Rescue crews drilled into a deep chamber where six miners are trapped in a collapsed Utah coal mine but heard no sound through a microphone lowered into the cavity.
"The fact that we have not picked any sound, I believe, should not be interpreted as bad news," Crandall Canyon Mine co-owner Robert Murray told reporters late on Thursday. "There could be a number of factors as to why sounds in there might not be picked up."
The six men have not been heard of since Monday when the mine caved in. Murray said an analysis of the air in the chamber indicated it contained 20 percent oxygen, no methane and only a small amount of carbon monoxide. "That is almost perfect air to support human life," he said.

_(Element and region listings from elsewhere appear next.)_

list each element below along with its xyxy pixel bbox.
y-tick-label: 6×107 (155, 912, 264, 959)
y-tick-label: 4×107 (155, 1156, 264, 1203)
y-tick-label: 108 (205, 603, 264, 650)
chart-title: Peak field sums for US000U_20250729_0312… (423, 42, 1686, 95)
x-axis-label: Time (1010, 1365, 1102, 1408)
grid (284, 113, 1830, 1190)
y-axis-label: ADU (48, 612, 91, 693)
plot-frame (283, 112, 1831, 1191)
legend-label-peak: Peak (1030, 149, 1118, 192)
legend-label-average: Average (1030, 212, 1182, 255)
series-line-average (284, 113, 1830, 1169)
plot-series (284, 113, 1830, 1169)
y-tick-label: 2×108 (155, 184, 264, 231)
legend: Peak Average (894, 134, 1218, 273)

Murray said the 2 1/2-inch (6-cm) drill had pierced through the chamber late on Thursday night. He said rescue worked would monitor the microphone while a larger, 9-inch hole was being drilled to insert a camera into the cavity.
Murray said that it would now take at least another four to five days to reach the miners but that if they were still alive, the hole could be used to provide food, water, and air while a larger opening was created to get them out. Officials say the men could potentially survive for weeks in an underground chamber if they were not killed by the initial collapse.
Asked if the men were definitely in the target reached, Murray replied: "No, we can't be sure but we think so. We think that's where they are... They didn't move far, I'm sure, from that area." Murray has insisted that an earthquake triggered the mine's collapse but geologists dispute that, saying that shaking recorded by their instruments was caused by the cave-in.
Controversy has also risen over reports that the miners were engaged in a dangerous operation called "retreat mining" when the shaft collapsed - though Murray has denied that such a technique was being used. Retreat mining involves supporting the mine's roof with a column of coal, then removing those pillars and allowing the shaft to collapse as miners move to safety.
The Crandall Canyon Mine is on a high desert plateau some 140 miles (225 km) south of Salt Lake City, in what is known as Utah's "castle country" because of the towering rock spires that dot the bleak landscape.